Dante Strobino, an organizer with the North Carolina Public
Service Workers Union, United Electrical, Radio and Machine Workers of America
(UE) Local 150, said workers and activists from across the South will converge
on Charlotte to let the nation and world know of their struggle in the region
and in a state that is essentially “Wall Street South” and home to Bank of
America, Wells Fargo Bank East and other major corporations.
“We have independent outside space where workers can speak
out about crimes of right-to-work for less,” Strobino said in a recent e-mailed
letter to me. “We also will be having a session there to dig in deeper to our organizing
lessons, methods and experiences to help share practices and learn from each
other’s work to organize in right-to-work states.”
The many endorsers of the assembly include: the Farm Labor
Organizing Committee (FLOC), Ken Riley of the International Longshoremen’s
Association in Charleston, S.C., the Southwest Workers Union in San Antonio,
Texas, the Mississippi Workers Center for Human Rights, representatives with
the United Auto Workers, the North Carolina Triad Jobs With Justice, Black
Workers for Justice, and The Labor Forum, WRFG 89.3FM, Atlanta.
A call to mobilization has gone out across the region.
The goals of the assembly include the following:
- Organizing
a workers’ speak-out on Sept. 3 in Charlotte
- Developing
an infrastructure utilizing social media and a newsletter to report on workers’
struggles across the South
- Creating
a region-wide alliance of existing networks and coalitions as a step toward the
founding of a Southern Workers Congress
- Gathering
resources from national unions and other organizations for a Southern
organizing campaign.
“We have such a great opportunity on our hands with the DNC
coming to town, but we got to do some work to make sure the voices of real
worker struggles and labor is heard,” Strobino said in a recent letter to a
fellow activist.
Check out the group's interactive web site: http://southernworker.org.

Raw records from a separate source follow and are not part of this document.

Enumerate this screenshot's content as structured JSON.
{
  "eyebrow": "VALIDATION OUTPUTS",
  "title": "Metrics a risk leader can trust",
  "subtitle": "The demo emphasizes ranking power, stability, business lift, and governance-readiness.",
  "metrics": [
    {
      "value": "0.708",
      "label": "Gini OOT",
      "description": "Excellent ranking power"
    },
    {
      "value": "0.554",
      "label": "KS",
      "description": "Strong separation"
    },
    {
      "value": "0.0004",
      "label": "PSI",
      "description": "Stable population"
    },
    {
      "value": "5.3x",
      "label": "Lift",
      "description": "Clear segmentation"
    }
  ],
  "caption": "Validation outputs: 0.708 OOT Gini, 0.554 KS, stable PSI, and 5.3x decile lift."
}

Check out the group's interactive web site: http://southernworker.org.
Also on hand in Charlotte Sept. 3 will be another major
group of activists, participants in the national No Papers, No Fear Ride for
Justice. These are undocumented immigrants traveling across the country to
heighen awareness of issues related to their fellow immigrants in the United
States.
Some 300 people in the Memphis area this week came together
for music and speeches during a stop in that city, and several joined the
UndocuBus for the journey to Charlotte.